3. Decision trees can be used for problems where:
- The attributes are discrete valued
- The attributes are categorical
- The attributes are numeric valued
Options:
A. 1 only
B. 1 and 2 only
C. 1, 2, and 3
Answer: C. 1, 2, and 3
Explanation:
Decision trees can handle all types of features — categorical, discrete, and numeric — using appropriate splitting methods.

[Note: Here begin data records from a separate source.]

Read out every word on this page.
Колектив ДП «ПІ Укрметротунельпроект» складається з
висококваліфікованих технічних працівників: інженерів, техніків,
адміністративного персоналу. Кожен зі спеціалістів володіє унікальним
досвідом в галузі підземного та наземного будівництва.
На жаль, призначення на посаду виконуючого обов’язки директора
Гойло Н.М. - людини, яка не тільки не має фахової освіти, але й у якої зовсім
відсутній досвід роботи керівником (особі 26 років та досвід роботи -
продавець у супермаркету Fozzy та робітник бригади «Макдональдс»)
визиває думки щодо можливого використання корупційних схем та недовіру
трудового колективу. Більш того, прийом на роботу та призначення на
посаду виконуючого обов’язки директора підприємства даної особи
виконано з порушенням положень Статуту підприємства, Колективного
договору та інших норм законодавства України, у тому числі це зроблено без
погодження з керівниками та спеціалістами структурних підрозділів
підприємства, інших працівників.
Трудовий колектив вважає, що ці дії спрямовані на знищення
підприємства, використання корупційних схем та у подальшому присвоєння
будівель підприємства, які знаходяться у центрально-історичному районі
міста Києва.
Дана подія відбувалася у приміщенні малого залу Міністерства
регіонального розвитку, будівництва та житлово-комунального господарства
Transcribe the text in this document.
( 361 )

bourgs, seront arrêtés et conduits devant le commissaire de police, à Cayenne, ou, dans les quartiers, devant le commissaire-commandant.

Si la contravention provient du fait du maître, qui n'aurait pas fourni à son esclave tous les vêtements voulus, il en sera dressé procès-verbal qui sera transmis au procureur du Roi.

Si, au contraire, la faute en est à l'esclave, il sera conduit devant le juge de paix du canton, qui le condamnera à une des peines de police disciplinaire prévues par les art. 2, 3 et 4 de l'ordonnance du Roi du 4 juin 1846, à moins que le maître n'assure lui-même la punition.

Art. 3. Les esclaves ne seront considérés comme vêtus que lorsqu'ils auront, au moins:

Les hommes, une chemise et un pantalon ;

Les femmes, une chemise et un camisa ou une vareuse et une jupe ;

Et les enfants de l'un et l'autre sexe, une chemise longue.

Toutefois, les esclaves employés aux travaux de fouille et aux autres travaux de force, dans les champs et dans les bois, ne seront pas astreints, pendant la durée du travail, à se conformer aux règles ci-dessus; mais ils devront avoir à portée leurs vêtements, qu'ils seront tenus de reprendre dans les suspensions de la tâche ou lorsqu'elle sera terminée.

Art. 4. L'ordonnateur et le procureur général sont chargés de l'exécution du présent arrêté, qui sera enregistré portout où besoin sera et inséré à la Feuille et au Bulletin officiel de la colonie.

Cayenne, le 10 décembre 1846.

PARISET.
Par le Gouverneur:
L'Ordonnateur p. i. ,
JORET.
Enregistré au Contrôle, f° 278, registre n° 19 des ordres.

6. What is true for Stochastic Gradient Descent?
Options:
A. In every iteration, model parameters are updated based on multiple training samples
B. In every iteration, model parameters are updated based on one training sample
C. In every iteration, model parameters are updated based on all training samples
D. None of the above
Answer: B. In every iteration, model parameters are updated based on one training sample
Explanation:
SGD updates weights using one data point at a time, making it faster and more suitable for large datasets.
7. The entropy of the entire dataset is:
Options:
A. 0.5
B. 1
C. 0
D. 0.1
Answer: B. 1
Explanation:
Maximum entropy (uncertainty) is 1 when both classes are equally likely, i.e., 50-50 distribution.
8. Which attribute will be the root of the decision tree (if information gain is used)?
Options:
A. Green, 0.45
B. Legs, 0.4
C. Height, 0.8
D. Smelly, 0.7
Answer: C. Height, 0.8 (Assuming C is correct due to highest info gain)
Explanation:
The attribute with the highest information gain is chosen as the root. Height with 0.8 gain is the best.
9. In Linear Regression the output is:
Options:
A. Discrete
B. Continuous and always lies in a finite range
C. Continuous
D. May be discrete or continuous
Answer: C. Continuous
Explanation:
Linear Regression predicts a continuous numerical output, not limited to a specific range unless constrained.
10. **Identify whether the following statement is true or false:
“Overfitting is more likely when the set of training data is small”**
Options:
A. True
B. False
Answer: A. True
Explanation:
Small datasets can lead to models that memorize data instead of generalizing, causing overfitting.